## Resnet on Tiny ImageNet

在[resnet.ipynb](./resnet.ipynb)中我们测试了Resnet在Imagenette上的分类任务, Imagenette是只包含10类的ImageNet的子集,这里我们在TinyImagenet上测试对比不同的Resnet网络效果.

Tiny ImageNet 包含 100000 张图片，涵盖了200个类别（每个类别有500张图片），图片大小为64×64，并且为彩色图片。

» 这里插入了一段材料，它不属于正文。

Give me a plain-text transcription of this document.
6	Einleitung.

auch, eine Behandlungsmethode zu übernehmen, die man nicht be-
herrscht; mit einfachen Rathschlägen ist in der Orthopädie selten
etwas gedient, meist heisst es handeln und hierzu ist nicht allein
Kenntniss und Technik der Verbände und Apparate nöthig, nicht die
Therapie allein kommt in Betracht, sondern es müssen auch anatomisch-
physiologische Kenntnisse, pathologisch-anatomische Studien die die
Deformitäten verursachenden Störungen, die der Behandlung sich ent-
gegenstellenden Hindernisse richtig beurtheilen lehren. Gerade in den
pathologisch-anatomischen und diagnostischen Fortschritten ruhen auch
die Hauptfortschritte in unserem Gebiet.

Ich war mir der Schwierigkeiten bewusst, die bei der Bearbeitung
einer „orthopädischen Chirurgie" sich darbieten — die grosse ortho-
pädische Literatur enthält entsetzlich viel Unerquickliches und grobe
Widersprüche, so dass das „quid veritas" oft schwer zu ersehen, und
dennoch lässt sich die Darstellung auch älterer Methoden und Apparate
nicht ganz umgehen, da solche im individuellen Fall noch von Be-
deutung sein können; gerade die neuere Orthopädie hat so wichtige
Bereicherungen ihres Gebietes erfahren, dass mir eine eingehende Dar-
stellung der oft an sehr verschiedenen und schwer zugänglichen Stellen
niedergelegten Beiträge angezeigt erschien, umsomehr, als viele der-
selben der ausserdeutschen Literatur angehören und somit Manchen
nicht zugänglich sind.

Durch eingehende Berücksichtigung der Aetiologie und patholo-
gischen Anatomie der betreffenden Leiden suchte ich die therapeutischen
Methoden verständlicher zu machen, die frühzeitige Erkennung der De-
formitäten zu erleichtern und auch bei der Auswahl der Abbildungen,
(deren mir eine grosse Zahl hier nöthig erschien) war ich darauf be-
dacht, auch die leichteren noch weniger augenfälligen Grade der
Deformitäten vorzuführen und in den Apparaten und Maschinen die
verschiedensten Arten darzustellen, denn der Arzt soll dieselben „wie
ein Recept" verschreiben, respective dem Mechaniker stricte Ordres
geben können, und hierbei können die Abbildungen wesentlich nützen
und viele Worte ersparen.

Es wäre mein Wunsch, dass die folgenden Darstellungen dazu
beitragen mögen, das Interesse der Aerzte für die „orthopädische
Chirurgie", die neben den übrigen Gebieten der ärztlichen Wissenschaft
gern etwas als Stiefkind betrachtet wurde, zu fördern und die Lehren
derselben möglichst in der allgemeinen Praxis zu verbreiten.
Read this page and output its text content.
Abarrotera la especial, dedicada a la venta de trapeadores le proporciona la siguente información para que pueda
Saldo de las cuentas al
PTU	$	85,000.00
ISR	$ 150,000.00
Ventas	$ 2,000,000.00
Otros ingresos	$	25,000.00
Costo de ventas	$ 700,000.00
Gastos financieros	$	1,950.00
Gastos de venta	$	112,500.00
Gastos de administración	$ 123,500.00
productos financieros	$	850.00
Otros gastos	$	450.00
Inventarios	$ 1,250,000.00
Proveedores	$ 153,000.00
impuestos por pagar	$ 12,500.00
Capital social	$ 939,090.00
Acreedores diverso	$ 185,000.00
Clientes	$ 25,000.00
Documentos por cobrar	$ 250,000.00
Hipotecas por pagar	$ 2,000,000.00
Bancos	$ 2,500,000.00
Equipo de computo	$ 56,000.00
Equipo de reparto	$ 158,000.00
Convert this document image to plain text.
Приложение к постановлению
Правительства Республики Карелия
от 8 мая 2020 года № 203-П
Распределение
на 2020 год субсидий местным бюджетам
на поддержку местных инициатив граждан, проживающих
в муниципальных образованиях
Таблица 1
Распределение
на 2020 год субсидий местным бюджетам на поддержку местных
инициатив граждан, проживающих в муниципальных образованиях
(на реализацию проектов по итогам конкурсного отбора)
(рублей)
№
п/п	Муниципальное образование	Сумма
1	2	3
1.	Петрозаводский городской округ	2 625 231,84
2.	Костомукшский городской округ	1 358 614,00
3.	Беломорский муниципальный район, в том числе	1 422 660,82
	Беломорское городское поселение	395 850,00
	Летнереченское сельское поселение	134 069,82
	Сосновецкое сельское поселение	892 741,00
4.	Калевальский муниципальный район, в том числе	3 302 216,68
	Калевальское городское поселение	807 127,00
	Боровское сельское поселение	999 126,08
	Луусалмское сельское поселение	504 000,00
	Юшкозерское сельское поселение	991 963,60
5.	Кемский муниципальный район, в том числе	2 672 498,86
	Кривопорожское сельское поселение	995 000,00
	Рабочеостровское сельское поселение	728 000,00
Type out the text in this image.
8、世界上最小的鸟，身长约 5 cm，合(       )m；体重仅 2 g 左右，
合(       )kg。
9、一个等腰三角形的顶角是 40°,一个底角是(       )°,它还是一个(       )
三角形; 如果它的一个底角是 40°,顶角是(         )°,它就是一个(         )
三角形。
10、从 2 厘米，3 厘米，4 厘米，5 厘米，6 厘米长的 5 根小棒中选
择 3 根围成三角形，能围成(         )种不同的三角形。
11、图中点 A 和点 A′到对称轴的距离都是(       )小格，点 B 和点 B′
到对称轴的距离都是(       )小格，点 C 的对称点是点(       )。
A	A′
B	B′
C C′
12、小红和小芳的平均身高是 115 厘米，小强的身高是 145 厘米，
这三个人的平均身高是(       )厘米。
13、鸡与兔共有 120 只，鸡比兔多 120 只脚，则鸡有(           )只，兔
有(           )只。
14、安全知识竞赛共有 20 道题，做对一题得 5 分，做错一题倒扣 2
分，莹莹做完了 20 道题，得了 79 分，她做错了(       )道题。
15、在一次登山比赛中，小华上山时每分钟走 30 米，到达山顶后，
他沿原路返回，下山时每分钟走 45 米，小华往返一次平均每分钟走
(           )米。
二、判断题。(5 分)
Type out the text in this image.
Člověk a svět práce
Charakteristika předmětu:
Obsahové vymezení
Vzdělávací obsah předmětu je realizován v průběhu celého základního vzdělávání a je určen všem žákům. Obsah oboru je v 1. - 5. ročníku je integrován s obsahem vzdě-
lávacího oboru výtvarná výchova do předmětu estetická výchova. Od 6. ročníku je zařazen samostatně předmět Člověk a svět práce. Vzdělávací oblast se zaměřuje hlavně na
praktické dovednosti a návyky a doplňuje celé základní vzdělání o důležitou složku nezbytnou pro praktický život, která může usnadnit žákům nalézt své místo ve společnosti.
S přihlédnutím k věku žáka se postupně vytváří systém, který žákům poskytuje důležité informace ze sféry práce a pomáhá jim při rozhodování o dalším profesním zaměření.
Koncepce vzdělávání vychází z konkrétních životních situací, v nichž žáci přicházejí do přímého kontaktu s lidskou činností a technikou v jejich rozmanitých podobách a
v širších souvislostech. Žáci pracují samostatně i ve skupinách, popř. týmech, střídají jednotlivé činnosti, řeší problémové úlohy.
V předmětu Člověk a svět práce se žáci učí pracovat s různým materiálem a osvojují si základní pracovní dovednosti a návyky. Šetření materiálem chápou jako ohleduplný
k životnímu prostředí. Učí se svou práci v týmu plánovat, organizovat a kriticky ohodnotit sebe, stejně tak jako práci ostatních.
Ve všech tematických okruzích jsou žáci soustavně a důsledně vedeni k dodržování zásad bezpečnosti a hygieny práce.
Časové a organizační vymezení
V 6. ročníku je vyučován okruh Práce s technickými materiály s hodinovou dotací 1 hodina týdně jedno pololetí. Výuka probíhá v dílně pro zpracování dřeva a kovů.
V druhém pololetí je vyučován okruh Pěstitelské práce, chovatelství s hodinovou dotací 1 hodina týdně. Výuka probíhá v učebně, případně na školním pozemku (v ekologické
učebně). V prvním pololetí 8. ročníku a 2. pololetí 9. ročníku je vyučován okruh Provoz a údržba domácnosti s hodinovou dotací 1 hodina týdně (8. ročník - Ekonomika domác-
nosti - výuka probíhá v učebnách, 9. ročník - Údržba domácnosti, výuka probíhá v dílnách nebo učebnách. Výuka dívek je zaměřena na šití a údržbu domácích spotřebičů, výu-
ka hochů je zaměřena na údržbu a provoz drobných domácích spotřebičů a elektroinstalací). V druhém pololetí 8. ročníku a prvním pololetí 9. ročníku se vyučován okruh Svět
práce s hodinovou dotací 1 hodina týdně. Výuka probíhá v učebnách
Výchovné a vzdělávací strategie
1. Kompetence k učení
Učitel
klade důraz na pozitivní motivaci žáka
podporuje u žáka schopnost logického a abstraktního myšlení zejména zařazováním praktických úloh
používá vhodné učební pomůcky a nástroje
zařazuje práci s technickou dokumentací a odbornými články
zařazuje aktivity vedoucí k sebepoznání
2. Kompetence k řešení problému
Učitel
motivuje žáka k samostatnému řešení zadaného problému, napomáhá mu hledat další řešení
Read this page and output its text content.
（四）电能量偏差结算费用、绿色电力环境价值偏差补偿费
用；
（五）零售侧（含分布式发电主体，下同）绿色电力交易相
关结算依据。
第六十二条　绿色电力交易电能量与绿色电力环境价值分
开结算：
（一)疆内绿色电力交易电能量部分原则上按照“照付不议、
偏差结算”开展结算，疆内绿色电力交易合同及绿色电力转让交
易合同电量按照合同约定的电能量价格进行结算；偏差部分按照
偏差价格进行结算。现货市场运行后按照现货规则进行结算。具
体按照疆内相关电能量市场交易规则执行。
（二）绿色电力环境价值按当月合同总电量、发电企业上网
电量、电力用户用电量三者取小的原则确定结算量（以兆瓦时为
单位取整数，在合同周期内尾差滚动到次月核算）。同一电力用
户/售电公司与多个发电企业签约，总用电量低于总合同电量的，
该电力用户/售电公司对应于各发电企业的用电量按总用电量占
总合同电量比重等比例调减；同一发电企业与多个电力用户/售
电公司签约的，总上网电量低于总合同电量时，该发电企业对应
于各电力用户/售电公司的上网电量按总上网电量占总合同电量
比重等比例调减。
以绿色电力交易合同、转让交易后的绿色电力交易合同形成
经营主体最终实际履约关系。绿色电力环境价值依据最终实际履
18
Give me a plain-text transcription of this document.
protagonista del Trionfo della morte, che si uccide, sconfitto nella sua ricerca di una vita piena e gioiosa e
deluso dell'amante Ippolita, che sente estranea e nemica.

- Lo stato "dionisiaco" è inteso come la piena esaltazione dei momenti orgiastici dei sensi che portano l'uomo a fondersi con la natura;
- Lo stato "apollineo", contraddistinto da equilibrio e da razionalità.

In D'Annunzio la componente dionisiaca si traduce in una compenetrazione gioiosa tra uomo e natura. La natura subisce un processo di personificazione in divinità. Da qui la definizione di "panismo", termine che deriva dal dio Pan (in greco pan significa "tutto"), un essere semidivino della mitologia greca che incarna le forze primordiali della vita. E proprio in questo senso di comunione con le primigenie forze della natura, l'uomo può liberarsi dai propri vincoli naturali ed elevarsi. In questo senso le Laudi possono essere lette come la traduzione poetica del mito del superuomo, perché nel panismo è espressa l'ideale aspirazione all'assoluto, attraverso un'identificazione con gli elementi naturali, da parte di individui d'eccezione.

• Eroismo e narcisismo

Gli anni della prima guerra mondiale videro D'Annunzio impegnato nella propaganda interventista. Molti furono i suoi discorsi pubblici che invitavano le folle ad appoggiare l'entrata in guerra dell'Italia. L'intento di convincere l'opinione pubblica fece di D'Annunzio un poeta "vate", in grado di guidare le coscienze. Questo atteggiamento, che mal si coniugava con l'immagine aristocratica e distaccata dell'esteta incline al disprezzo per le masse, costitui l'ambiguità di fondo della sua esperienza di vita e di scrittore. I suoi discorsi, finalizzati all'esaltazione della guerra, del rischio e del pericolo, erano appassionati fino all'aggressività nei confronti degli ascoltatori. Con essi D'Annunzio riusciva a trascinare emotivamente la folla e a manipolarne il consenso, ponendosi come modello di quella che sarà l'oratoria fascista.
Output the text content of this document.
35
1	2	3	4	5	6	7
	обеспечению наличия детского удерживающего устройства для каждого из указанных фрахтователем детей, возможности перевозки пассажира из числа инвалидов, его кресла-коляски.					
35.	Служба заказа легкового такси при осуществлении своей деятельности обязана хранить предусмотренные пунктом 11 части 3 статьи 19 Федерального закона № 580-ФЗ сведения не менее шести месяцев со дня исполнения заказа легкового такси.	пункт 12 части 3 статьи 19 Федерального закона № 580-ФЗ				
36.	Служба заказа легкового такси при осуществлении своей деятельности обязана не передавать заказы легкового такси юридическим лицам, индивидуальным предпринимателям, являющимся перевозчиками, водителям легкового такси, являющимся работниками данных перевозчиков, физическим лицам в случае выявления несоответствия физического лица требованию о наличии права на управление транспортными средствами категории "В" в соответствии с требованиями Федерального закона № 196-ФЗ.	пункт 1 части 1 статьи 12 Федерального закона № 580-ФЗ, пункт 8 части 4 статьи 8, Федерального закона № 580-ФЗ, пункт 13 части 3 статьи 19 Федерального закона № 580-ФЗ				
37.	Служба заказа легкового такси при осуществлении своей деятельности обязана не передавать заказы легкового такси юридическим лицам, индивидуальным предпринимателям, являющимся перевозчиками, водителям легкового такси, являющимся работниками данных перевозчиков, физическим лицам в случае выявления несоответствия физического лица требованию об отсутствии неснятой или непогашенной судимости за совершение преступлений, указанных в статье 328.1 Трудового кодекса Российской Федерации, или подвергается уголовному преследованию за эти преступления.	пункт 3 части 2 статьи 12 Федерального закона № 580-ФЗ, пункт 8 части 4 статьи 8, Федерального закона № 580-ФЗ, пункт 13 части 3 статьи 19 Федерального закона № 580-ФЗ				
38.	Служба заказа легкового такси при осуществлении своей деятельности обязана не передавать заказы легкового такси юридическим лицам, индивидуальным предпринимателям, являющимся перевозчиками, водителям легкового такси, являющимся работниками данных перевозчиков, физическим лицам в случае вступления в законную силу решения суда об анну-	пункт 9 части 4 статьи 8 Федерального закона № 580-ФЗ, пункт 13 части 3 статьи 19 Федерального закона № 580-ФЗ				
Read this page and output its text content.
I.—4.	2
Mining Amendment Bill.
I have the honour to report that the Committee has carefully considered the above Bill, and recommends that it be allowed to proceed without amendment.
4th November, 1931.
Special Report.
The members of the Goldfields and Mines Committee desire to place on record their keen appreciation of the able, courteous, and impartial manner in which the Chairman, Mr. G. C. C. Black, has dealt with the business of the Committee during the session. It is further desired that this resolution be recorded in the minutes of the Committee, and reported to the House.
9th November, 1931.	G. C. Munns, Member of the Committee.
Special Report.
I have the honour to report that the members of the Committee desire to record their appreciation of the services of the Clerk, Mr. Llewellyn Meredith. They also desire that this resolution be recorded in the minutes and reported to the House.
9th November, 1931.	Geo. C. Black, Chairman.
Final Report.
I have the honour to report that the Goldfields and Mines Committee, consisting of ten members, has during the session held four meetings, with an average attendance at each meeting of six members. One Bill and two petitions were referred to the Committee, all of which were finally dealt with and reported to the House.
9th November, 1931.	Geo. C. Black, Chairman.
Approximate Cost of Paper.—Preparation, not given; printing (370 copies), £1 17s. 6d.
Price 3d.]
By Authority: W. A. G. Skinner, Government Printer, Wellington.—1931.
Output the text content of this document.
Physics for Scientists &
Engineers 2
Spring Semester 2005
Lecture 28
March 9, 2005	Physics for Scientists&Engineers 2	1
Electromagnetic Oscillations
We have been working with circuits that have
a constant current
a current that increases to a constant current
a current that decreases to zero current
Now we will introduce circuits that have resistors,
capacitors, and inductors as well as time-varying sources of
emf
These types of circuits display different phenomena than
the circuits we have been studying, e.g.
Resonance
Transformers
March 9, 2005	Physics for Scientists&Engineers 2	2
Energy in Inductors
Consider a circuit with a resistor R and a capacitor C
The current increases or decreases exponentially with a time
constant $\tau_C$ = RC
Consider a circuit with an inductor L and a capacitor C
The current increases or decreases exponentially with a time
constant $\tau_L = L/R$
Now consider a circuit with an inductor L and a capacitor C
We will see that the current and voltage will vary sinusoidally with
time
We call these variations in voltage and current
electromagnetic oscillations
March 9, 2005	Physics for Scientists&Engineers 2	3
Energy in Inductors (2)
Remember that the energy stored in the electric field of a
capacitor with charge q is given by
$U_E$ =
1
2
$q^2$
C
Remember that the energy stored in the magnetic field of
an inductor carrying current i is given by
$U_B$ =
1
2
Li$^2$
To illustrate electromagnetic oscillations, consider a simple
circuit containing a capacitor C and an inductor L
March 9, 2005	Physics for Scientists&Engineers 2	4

每个类别有500张训练图片，50张验证图片和50张测试图片。

随机挑选的15个类别:

![alt text](resources/tinyimagenet.png "Title")

In [1]:
# 自动重新加载外部module，使得修改代码之后无需重新import
# see http://stackoverflow.com/questions/1907993/autoreload-of-modules-in-ipython
%load_ext autoreload
%autoreload 2

from hdd.device.utils import get_device

import torch
import torch.nn as nn
import torch.optim as optim
from torchvision import datasets, transforms

# 设置训练数据的路径
DATA_ROOT = "~/workspace/hands-dirty-on-dl/dataset"
# 设置TensorBoard的路径
TENSORBOARD_ROOT = "~/workspace/hands-dirty-on-dl/dataset"
# 设置预训练模型参数路径
TORCH_HUB_PATH = "~/workspace/hands-dirty-on-dl/pretrained_models"
torch.hub.set_dir(TORCH_HUB_PATH)
# 挑选最合适的训练设备
DEVICE = get_device(["cuda", "cpu"])
print("Use device: ", DEVICE)

Use device:  cuda


In [2]:
from hdd.dataset.tiny_imagenet import TinyImagenet
import torchvision.transforms.v2

# 提前计算好了均值和方差
TRAIN_MEAN = [0.4802, 0.4481, 0.3975]
TRAIN_STD = [0.2302, 0.2265, 0.2262]


train_dataset_transforms = transforms.Compose(
    [
        torchvision.transforms.v2.RandomResize(66, 72),
        transforms.RandomRotation(3),
        transforms.RandomCrop(64),
        transforms.RandomHorizontalFlip(),
        transforms.ToTensor(),
        transforms.Normalize(mean=TRAIN_MEAN, std=TRAIN_STD),
    ]
)
train_dataset = TinyImagenet(
    root=DATA_ROOT, split="train", download=True, transform=train_dataset_transforms
)
val_dataset = TinyImagenet(
    root=DATA_ROOT,
    split="val",
    download=True,
    transform=transforms.Compose(
        [transforms.ToTensor(), transforms.Normalize(TRAIN_MEAN, TRAIN_STD)]
    ),
)
print("Basic Info of train dataaset: \n", train_dataset)
print("Basic Info of test dataset: \n", val_dataset)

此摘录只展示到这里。